Body & Fitness

HEALTH WATCH

Energy drinks may cause potentially lethal heart problems.

• Energy drinks may cause potentially lethal heart problems. US researchers say people with high blood pressure should be cautious of consuming energy drinks, after analysing data from previous studies and finding the drinks may increase blood pressure and disturb the heart’s natural rhythm.

• Giving your baby solids before they are six months old could increase their risk of obesity, diabetes and coeliac disease. A US study has found that 93% of mothers give their infants solids before they reach the recommended age of six months, and that could make them more prone to chronic diseases like diabetes. One theory is that they drink less milk once they start on solids, so could be getting less nourishment.

IN SICKNESS AND IN HEALTH

When one partner has a certain illness it can have an effect on their spouse’s health, too. This week: heart attack. Living with someone who has had a heart attack can raise the risk of anxiety and depression. A recent Danish study suggested the psychological impact is similar to post-traumatic stress disorder and researchers speculated that “anticipatory grief” (believing your partner would die) was the cause. The study showed men tend to be more susceptible to health problems if their wife has a heart attack. Professor Nicholas Christakis, of Harvard University, suggests that when people fall seriously ill or die, their partners may neglect their health by eating poorly and smoking or drinking more.

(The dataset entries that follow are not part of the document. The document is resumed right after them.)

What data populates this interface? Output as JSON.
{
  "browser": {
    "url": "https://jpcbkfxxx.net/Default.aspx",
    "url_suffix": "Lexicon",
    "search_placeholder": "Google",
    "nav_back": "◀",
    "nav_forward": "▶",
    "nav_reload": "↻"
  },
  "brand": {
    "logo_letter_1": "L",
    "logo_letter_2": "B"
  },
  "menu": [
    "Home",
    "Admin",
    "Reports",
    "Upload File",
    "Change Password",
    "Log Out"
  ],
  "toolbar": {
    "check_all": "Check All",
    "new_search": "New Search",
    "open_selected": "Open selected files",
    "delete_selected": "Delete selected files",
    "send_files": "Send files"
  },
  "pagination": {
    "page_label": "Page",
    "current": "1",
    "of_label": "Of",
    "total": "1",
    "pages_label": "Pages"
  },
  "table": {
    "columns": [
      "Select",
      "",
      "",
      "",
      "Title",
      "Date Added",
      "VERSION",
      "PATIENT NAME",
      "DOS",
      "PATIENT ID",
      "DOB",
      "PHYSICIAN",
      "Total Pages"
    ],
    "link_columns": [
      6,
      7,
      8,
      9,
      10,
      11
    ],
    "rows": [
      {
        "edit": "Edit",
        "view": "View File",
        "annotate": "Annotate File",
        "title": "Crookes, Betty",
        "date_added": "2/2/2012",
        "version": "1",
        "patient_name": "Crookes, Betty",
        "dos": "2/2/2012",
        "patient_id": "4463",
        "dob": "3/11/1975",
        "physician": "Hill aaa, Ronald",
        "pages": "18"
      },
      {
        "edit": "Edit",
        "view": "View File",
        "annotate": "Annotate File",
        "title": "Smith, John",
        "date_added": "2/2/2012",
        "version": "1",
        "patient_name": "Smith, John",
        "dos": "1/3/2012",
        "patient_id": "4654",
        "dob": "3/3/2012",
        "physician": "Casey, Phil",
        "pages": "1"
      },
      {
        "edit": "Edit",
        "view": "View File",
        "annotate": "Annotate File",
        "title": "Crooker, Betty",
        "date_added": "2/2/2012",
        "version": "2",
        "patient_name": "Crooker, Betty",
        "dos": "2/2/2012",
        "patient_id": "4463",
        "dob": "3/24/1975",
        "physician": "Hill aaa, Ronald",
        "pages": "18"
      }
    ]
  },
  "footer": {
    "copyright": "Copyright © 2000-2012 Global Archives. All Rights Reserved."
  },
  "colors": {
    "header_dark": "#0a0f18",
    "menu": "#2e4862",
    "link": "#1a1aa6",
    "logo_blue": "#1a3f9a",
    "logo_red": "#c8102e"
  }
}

3D BODY MAPS HELP DETECT OSTEOPOROSIS

British doctors are using a new bone test to highlight people who are at risk of a hip fracture. Thinning bones are usually diagnosed using DXA scans, but some evidence suggests half of all hip fractures occur in people whose hip bones do not show up as weakened on the scans. To overcome this problem, doctors at Cambridge University Hospitals have combined a CT scan with a complex mathematical model that helps them generate detailed 3D pictures of bones. These “bone thickness maps”, as they’re known, calculate bone density at a number of places across the body. This method was used on women with and without hip fractures.

The Cambridge team found the new scan detected tiny patches of eggshell-thin bone in the women with hip fractures. In the future, they hope to roll out the scan in hospitals.